One of the beautiful things about serving guests well can eventually become the death knell of a good first impression. Think about it: if you structure your church to treat guests as an honored participant in your weekend service, the word will spread. They’ll tell their friends, and their friends will come. And if their friends come, you’ll treat them well, they’ll tell friends, and their friends will come.
It’s a great problem to have, until you realize that your guest service process has gotten to be…well…a process. And while I’m all for process (as dozens I mean hundreds of posts on this blog will attest), process can feel more mechanical and less personal.
So how do you fight against that? How do you keep your guests feeling like they are genuinely a guest, and that you genuinely care about their experience?
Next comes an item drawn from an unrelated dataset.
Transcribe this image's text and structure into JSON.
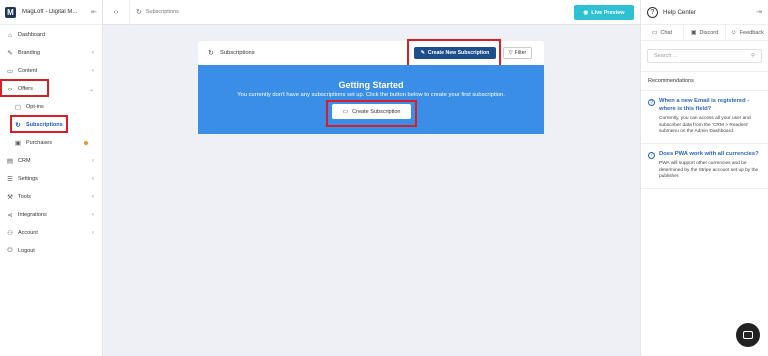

In his excellent book Raving Fans, Ken Blanchard offers this counsel: “Most customers have a focus. You have to find that focus and then mine it for information. The narrower the focus, the more important that vision is to the customer.”
So what does that mean for our worlds? It means that your guests approach your church with a “What’s in it for me?” mentality. I’ve addressed that before, and I’d also point you to Mark Waltz’s excellent defense of consumerism in First Impressions.
But the truth is, guests come in asking that question. And so you have to be prepared. “What’s in it for me?” might mean they want to know if your church is a place where their kids can find values, where their marriage can be healed, where their lives can find purpose. The answer to all of those things is an introduction to the gospel, but you have to start with the question they’re asking.
So this weekend, listen for your guests’ focus. Figure out what their vision is so you can appropriately apply a gospel vision.